Belgian politician (1940–2026)

Herman Wouters (19 February 1940 – 11 January 2026) was a Belgian politician.

== Life and career ==
Wouters was born in Grobbendonk on 19 February 1940. He became politically active in the run-up to the 1976 municipal elections at the request of the then mayors John Smets of Grobbendonk and Willy Taelman of Bouwel. He was elected as a municipal councillor on the electoral list Gemeentebelangen Grobbendonk-Bouwel (GGB). Professionally he worked in a notary's office, he was also active in the local theater company and football team. In 1980 he was appointed alderman for finance and culture, a mandate he would hold for three years.

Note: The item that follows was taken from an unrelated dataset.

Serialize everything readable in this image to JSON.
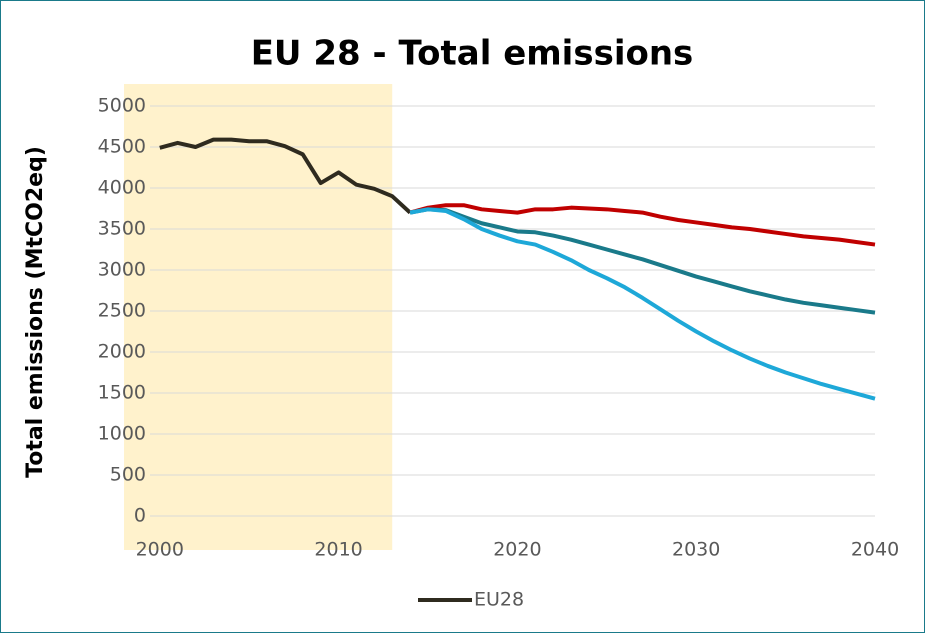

In 1988, Wouters was mandated as mayor. After the municipal elections of 1994, his reappointment was blocked. He was accused of conflict of interest in late 1995 and referred to the criminal court. As a former notary employee, he would not have left the council session when discussing allotment conditions.  At the end of 1996 he obtained a stay of judgment. Minister of the Interior Johan Vande Lanotte refused to appoint him as mayor in early 1997. After this verdict was confirmed by the Council of State there was an alternating majority in the municipal council of Grobbendonk between CVP, Agalev and SP with the socialist Karel Bogaerts as mayor.

In the municipal elections of 2000, Wouters was again the party leader, this time not under the name of GGB, but under the party name VLD.  He became mayor again in a coalition between VLD and CVP.  Six years later, this coalition was continued and he remained mayor until 2012.

Wouters died on 11 January 2026, at the age of 85.